Here's a New York Times article suggesting that giving computers to low-income families actually decreases math scores, and does not produce rosy educational outcomes....that we have some idealized hopes in this regard that don't actually happen. What actually seems to happen is that unsupervised kids mostly play games with the computers. A related article about the One Laptop Per Child program also addresses this idea that throwing laptops at children automatically produces good things. Both are worth a look, especially if you're attracted to projects like these (like I am).

1 comment:

  1. Anonymous9:47 AM

    I suspect that one of the biggest issues here is the lack of educational software geared toward rewarding the natural inquisitiveness of kids using a computer with actual knowledge about subjects like Math, English, and Science. Sure, there's tons of info out there in an amorphous blob, but (a) you need training in how to navigate it [the myth that kids who grow up with computers are somehow more savvy consumers of content is just that, a myth] and (b) it tends to promote looking up and copying an answer without understanding the reasons WHY it is the correct answer.

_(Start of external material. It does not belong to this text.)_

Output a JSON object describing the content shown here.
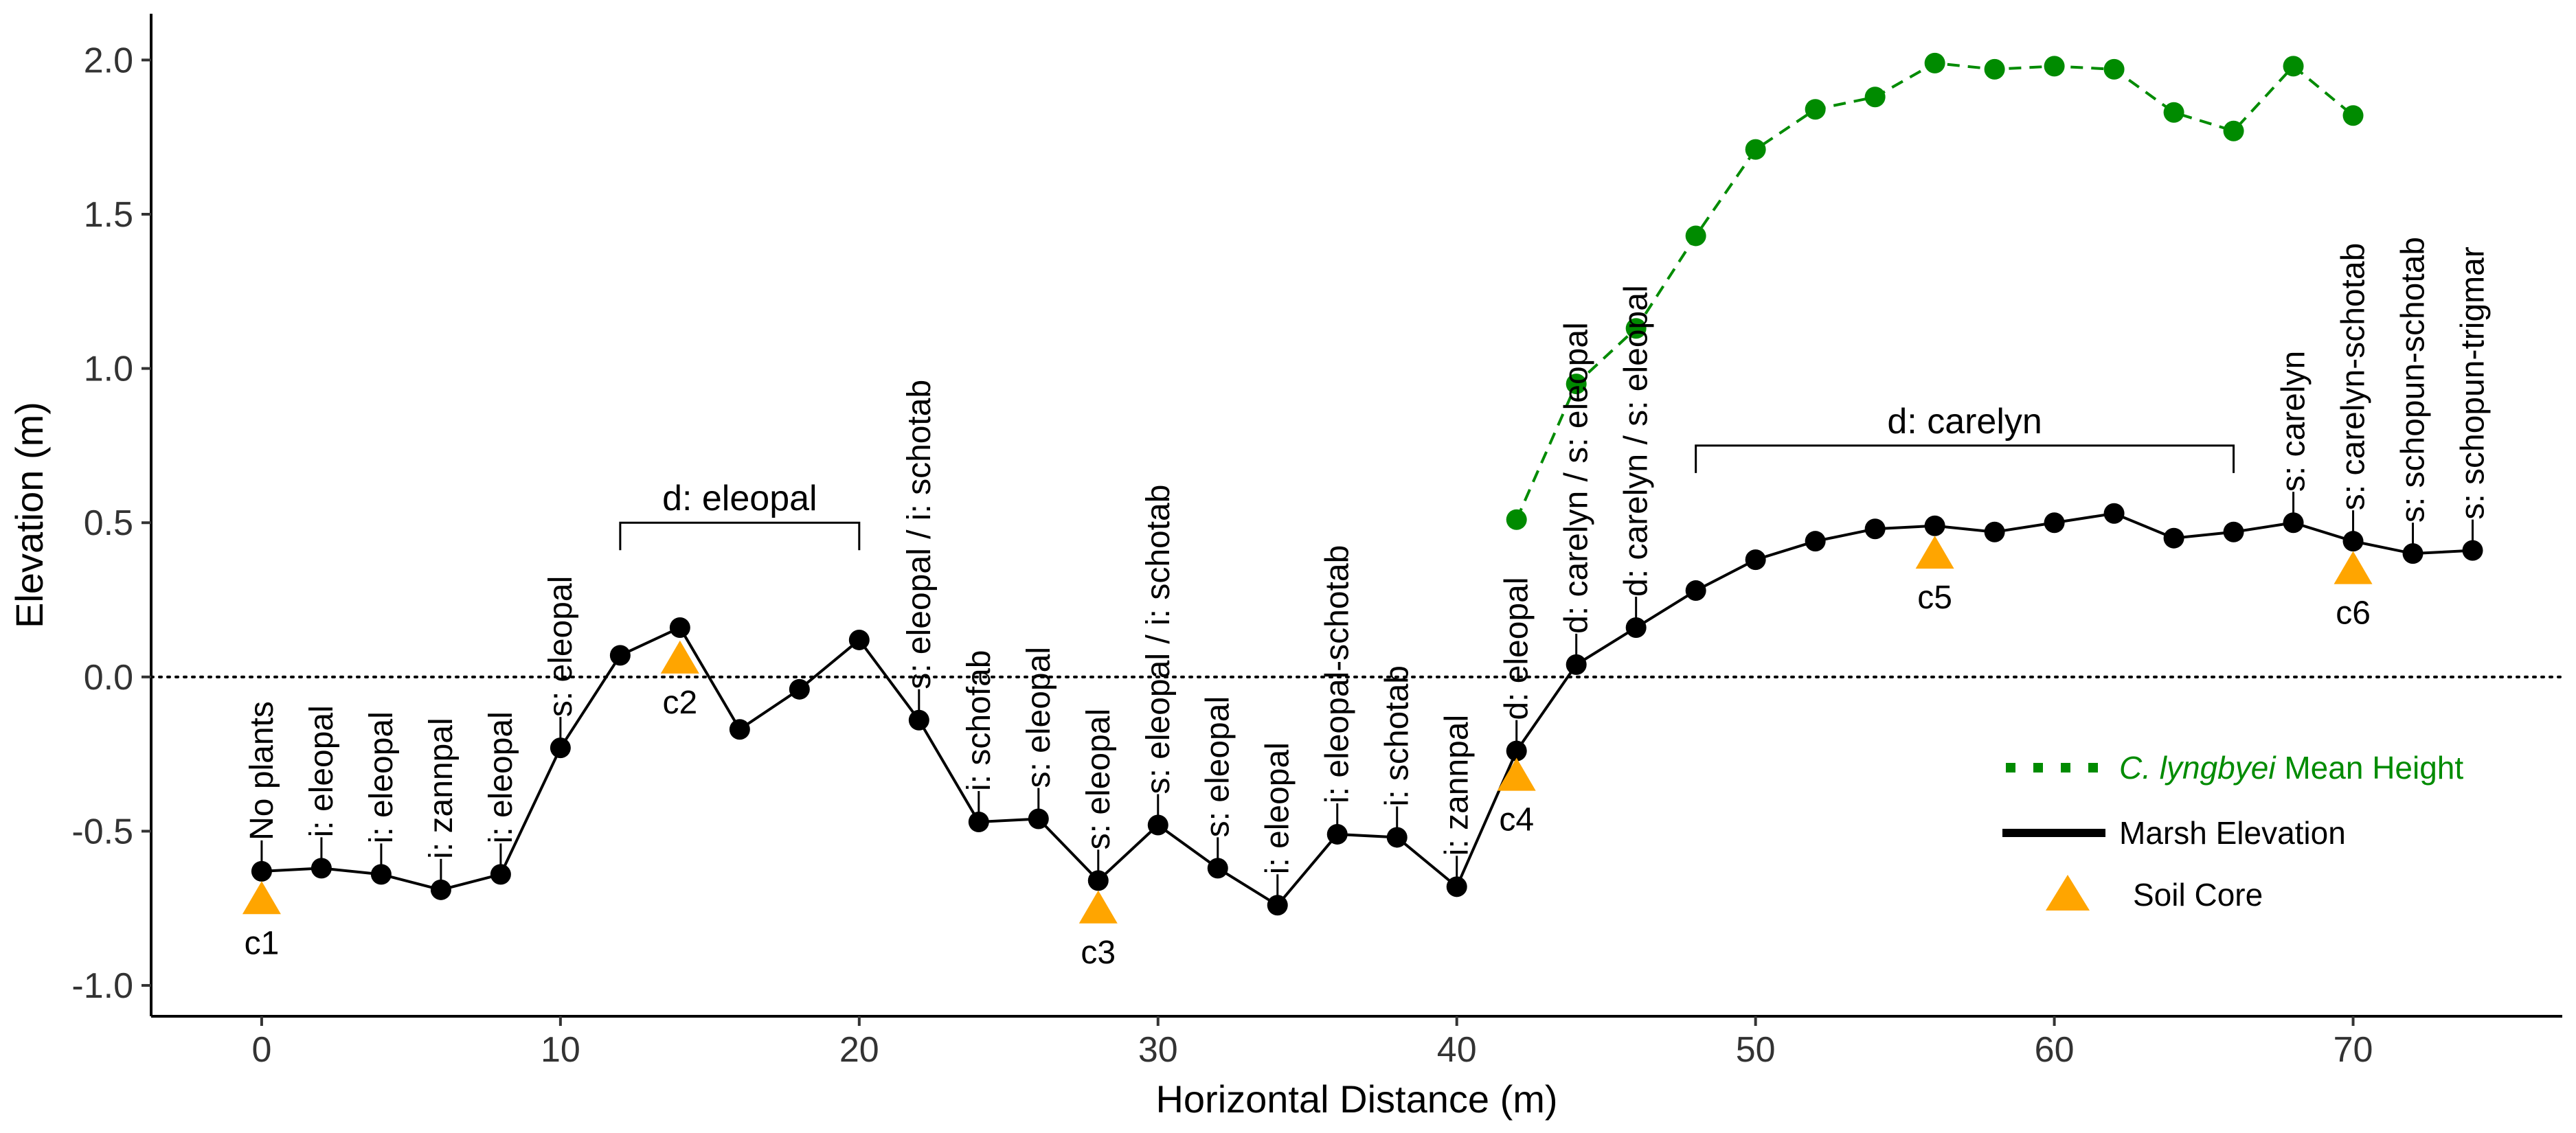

    We know more than ever before about how people learn and have more methods than ever before to communicate, but I don't think that we've made much progress at all in terms of how we teach.

    One key point that shows up again and again in studies of educational performance across cultures is that if education is highly valued in the home [which doesn't necessarily mean that other family members ARE highly educated, just that they stress the value of education], then kids perform better. Guidance and direction has to come from somewhere. Spreading laptops to every kid means the teachers can't supervise them all, and if their parents aren't computer savvy or motivated, they can't monitor the kids.

    So if you want self-directed results without changing those factors, you need educational software that channels kids' natural tendencies to play and explore into something functional. And developing that will surely cost more than the hardware itself.